Il se reproche que cette humble créature, qui n’a rien osé demander, n’ait rien reçu de lui. Dans un élan de pitié, il perce le rassemblement, s’approche de la mendiante et jette une pièce d’or dans son tablier.

Cette femme est la pauvre Jeanne, que nous avons vue quitter la troupe mendiante pour aller s’asseoir à l’écart.

Au mouvement du jeune homme, elle tressaille ; son visage s’illumine d’une expression de joie indéfinissable, mais qui doit tenir aux plus profondes émotions de l’âme. Une larme se forme rapidement à sa paupière et roule sur son visage pâle… Puis, par un mouvement dont la vivacité tranche avec cette expression mélancolique, elle saisit la pièce d’or, la baise et la place dans le corsage de sa robe noire.
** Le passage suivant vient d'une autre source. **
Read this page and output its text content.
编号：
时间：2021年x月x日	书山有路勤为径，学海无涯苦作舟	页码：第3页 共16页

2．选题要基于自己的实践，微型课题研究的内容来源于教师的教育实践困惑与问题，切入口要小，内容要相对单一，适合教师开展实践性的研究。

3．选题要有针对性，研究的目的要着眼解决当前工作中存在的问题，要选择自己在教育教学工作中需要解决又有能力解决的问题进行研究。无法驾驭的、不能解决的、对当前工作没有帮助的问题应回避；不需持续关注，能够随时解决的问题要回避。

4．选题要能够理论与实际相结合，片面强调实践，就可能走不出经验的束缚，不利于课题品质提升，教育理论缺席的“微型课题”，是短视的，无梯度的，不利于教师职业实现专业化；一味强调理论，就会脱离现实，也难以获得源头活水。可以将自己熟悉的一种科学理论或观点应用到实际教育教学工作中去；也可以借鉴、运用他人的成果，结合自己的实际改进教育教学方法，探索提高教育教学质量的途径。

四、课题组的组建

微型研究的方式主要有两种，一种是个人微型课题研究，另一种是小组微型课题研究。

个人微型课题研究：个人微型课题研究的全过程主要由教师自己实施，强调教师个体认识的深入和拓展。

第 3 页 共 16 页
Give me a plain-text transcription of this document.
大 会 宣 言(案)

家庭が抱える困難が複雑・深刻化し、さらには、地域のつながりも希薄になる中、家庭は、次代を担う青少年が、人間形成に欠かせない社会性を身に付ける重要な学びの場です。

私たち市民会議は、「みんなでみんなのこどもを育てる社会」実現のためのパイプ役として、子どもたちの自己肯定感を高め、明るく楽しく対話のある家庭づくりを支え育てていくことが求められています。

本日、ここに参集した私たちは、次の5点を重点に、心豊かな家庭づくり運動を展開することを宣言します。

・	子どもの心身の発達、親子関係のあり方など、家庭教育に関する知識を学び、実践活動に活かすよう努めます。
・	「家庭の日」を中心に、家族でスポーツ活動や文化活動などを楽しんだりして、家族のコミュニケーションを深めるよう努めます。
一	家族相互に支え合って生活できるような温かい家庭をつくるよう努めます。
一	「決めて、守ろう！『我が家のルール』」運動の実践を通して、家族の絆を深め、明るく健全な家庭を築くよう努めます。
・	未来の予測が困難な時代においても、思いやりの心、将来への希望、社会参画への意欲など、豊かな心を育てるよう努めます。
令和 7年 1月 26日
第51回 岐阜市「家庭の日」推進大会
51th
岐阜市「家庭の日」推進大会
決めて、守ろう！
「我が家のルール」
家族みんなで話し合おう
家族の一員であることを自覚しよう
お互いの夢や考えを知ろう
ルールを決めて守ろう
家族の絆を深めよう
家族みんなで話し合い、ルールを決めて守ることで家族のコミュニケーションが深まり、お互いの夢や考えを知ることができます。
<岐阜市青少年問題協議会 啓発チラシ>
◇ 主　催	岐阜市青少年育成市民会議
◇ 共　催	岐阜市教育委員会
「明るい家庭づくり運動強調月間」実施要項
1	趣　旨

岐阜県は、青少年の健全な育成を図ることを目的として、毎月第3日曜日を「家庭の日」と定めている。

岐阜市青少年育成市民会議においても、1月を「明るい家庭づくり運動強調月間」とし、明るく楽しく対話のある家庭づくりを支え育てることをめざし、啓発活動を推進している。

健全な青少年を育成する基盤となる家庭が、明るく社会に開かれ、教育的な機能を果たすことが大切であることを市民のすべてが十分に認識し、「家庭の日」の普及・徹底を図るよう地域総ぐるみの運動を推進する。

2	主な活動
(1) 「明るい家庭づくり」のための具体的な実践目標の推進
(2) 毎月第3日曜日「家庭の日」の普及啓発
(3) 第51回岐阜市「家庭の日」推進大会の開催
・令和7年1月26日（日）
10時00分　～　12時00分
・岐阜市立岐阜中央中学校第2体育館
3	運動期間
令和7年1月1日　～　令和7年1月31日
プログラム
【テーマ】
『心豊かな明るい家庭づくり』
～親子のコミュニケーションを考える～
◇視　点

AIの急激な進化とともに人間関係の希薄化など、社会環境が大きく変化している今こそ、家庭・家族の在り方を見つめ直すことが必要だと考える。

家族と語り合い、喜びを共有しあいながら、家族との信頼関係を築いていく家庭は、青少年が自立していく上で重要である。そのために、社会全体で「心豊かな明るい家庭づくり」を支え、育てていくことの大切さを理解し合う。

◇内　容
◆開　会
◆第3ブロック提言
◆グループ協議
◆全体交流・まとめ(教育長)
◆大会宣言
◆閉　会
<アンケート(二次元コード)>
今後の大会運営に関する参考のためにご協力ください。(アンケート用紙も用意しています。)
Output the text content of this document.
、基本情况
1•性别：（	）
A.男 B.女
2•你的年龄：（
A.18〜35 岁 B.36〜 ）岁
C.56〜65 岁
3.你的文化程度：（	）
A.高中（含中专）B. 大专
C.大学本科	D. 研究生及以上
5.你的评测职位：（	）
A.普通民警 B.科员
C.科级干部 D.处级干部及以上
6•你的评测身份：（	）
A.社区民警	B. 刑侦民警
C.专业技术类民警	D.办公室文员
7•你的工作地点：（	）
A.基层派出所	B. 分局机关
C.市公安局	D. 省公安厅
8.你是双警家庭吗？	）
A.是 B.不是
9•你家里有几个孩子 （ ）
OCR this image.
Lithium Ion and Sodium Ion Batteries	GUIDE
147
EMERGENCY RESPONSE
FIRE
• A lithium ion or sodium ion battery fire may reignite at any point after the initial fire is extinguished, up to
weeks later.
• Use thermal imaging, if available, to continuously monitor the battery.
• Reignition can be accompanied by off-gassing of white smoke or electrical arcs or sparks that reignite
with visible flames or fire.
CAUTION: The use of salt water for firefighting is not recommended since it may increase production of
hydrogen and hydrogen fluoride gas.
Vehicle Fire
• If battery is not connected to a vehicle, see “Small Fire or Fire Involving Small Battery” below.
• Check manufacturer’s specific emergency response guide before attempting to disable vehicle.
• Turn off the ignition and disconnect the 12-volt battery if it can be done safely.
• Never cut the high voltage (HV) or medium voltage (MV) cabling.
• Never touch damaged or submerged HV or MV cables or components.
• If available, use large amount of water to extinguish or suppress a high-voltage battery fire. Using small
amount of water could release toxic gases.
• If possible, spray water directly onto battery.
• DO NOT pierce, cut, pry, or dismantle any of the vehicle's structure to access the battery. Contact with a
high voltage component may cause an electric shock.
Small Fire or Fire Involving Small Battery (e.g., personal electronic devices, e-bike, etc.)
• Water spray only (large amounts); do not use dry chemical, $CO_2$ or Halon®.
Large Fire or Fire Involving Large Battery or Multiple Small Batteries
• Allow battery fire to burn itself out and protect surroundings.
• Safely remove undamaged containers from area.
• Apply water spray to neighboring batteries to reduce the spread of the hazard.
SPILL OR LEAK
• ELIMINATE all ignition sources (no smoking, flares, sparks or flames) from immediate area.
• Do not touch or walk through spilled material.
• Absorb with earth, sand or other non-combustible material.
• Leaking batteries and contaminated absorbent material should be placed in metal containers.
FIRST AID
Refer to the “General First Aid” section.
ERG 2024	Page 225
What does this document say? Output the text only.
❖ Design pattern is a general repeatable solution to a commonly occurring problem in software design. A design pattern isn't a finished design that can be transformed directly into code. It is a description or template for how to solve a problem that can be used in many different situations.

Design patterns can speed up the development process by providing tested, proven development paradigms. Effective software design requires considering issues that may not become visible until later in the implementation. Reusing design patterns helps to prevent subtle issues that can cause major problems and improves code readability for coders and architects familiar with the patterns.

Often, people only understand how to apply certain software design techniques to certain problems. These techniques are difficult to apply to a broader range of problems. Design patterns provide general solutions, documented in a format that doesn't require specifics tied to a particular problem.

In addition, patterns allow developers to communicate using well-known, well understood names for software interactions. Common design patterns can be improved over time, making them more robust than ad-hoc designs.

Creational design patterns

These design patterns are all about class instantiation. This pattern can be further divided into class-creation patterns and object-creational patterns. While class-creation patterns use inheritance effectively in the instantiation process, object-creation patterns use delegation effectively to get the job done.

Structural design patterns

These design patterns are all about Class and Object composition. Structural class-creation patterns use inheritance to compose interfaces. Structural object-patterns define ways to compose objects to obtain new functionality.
Herman, surpris et ému, est prêt à adresser quelques paroles de bonté à cette pauvre femme, lorsqu’on vient l’avertir que tout le monde l’attend pour monter en voiture.

Ce faible incident s’est passé en une minute et sans être remarqué de personne.

Le cortège est réuni, et déjà la file des superbes équipages fraie rapidement son sillon au milieu des flots du peuple amassé sur son passage.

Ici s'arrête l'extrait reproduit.